In the Fiscal Sustainability Stakes 2010, Malta lies in ninth position (up from 12th in 2005), Cyprus in 11th (the same place it occupied in 2005); in Competitive and Domestic Demand Ranking, Malta and Cyprus both score low, but Malta has improved its position from 16th in 2005 to 12th in 2009; and its rating improved from 3.8 to 4.5 over the same period.Cyprus’s ranking over the same period rose one point but her rating fell from 6.5 in 2005 to 4 in 2009).In Jobs, Productivity and Resource Efficiency, Malta ranks fifth in 2010 (up from 14th in 2005), above Slovenia, Cyprus, Belgium, Italy, Finland, France, Greece, Slovakia, Portugal and Spain. And so on.

Not bad going, Joseph; more significantly and on the whole, Malta improved its performance in most of the indicators every year sincewe joined the EU and, tsunami-unwilling, will continue to do so in 2011. Go on; smile.

Et tu, Illinois!

While US President Barack Obama accepted responsibility for the Democratic party’s failure in last Tuesday’s mid-term elections (even Illinois turned against him) he showed little sign at his press conference of understanding the reason for what he graphically described as a “shellacking”.

His tone, however subdued, was that apart from a “tweak” here a “tweak” there, it was business at usual. He did concede that he would work towards compromise with his Republican masters in the House of Representatives.

Both sides have nodded in the direction of compromise but nobody can be in any doubt that any such will be cosmetic. As Lady Macbeth chided her husband when he showed signs of remorse, they were in it “too deep”; Obama’s tweak will come up against what amounts to a congressional call for a virtual repeal of the healthcare bill as hammered through by the now speechless ex-Speaker, Nancy Pelosi.

Unlike her leader, the latter declared that she had “no regrets”, a contemptuous attitude for her to take in the wake of the “shellacking” her leader acknowledged the administration had just received. But Pelosi is like that.

The first woman Speaker of the House told one interviewer she would talk things over with her caucus, “have a conversation with my family, and pray over it”. Like she does over being pro-abortion?
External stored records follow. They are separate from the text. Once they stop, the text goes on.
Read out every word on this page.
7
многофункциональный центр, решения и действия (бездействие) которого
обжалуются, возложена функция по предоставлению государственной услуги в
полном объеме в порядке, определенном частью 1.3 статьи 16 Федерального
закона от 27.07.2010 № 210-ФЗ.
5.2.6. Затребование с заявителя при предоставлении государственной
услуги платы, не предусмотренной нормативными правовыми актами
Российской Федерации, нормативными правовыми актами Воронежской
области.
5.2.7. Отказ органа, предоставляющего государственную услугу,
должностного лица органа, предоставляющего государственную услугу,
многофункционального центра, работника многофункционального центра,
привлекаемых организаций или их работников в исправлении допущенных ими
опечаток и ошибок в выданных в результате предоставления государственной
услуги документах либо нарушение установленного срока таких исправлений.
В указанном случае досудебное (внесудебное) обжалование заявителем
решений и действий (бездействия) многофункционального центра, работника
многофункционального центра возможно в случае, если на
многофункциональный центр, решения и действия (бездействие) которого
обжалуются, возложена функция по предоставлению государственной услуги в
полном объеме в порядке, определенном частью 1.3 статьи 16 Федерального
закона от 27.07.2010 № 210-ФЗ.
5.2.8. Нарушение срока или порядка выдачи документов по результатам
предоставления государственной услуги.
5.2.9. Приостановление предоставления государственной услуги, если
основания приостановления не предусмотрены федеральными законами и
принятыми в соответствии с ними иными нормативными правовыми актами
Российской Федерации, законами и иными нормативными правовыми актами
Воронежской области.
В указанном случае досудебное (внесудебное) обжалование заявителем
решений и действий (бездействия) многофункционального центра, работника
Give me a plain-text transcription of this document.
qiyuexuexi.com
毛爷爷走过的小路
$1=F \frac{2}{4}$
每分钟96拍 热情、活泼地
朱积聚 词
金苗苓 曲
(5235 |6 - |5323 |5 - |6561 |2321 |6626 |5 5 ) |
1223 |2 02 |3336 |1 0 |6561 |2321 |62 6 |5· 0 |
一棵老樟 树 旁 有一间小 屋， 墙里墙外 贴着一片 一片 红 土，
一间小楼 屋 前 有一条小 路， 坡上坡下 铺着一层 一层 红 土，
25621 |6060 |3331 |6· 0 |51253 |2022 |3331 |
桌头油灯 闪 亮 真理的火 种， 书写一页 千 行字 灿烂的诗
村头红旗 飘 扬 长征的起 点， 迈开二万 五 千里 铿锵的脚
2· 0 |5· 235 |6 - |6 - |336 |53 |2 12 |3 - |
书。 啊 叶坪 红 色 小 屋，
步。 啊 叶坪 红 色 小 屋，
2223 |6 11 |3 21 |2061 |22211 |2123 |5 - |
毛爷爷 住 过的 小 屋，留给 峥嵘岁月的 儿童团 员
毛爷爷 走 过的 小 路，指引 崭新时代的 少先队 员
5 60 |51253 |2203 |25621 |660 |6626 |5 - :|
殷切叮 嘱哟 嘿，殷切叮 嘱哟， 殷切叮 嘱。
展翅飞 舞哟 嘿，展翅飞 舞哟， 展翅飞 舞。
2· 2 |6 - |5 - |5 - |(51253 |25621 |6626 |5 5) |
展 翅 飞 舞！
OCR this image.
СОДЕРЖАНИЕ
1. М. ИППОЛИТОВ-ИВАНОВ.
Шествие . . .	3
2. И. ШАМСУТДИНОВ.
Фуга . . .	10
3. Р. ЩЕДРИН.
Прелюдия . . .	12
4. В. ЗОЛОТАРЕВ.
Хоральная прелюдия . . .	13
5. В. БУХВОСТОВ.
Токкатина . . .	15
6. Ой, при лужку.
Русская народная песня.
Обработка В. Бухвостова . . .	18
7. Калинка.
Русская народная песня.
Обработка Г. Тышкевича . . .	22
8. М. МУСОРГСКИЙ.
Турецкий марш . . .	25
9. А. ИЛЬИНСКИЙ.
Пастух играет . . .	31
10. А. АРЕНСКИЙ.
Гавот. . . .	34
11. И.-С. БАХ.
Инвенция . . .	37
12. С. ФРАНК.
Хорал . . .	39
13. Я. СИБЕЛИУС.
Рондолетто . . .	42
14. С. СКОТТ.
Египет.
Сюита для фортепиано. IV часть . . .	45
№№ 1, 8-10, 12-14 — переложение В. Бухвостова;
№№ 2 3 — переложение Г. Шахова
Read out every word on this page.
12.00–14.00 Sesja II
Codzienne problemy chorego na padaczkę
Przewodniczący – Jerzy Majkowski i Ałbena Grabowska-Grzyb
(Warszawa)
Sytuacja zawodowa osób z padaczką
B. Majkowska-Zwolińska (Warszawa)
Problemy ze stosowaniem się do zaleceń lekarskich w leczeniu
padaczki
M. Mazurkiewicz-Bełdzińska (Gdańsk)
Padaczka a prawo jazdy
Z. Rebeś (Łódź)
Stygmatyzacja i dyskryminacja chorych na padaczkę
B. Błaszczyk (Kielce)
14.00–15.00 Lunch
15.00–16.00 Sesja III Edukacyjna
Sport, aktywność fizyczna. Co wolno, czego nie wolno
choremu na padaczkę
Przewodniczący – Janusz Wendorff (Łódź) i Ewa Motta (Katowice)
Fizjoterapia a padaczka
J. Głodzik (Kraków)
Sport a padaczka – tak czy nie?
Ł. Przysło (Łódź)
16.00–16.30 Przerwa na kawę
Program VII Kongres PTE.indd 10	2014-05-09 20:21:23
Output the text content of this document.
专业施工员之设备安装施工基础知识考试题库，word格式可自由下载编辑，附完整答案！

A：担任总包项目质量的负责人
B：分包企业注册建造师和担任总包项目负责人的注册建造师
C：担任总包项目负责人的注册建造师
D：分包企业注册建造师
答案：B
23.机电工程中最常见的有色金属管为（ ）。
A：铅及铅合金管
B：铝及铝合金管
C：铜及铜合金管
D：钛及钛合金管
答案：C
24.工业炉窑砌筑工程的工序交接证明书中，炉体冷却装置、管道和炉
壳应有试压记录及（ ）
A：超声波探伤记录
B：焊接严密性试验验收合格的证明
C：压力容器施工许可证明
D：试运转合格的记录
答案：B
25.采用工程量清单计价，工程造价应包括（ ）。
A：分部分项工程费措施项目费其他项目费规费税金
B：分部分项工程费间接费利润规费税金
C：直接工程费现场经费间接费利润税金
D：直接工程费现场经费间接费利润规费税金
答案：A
She could have been a greater woman in office had she not concluded that it was incumbent on her to demonstrate a dogged refusal to cave in when doing so on certain issues and procedures could have produced better results for the President and the country. Now she, who never sought to discover what “common ground” there was between her party and the Republicans, is calling for both sides to find it.

It was the way she conducted business in Congress, Harry Reid’s in the Senate and Obama’s near refusal to contaminate the White House by being too tangibly in touch with Capitol Hill – unlike Mr Clinton in the 90s and Ronald Reagan in the 80s, both consummate wordsmiths, both consummate politicians who realised that the approval ofCongress was fundamental to their ultimate political objectives – that contributed so much to last Tuesday’s “shellacking”; that plus a massive over-spending spree. Last week a further $600 billion of Treasury Bonds were purchased by the Federal Reserve.

A President faced by a hostile House of Representatives is nothing new, but apart from that and a Senate with a hairline majority for the Democrats and some of these in sympathy with a Republican, Obama is also aware that his opponents control both Houses of the state legislature in 25 states. This means that even at subsidiary levels a number of the President’s men have fallen to his opponents.

Many are predicting gridlock. The Republicans will be, or should be, doing everything to prevent this for there is the clear danger that if they are seen to be obstructionist, which is how Obama will paint them if he fails to get his way with them, the American voter will punish them in two years’ time. Their primary task is, I imagine, to introduce fiscal responsibility, get the economy to pick up and unemployment to come down. Easy, no?

Yesterday Obama went to India with, it was reported, an entourage of 3,000 officials, businessmen and security personnel that will cost the battered coffers an estimated $200 million a day.

This scale of expenditure has been denied, but a Democrat strategist was quoted as saying that, “the optics of this are not good, right now”.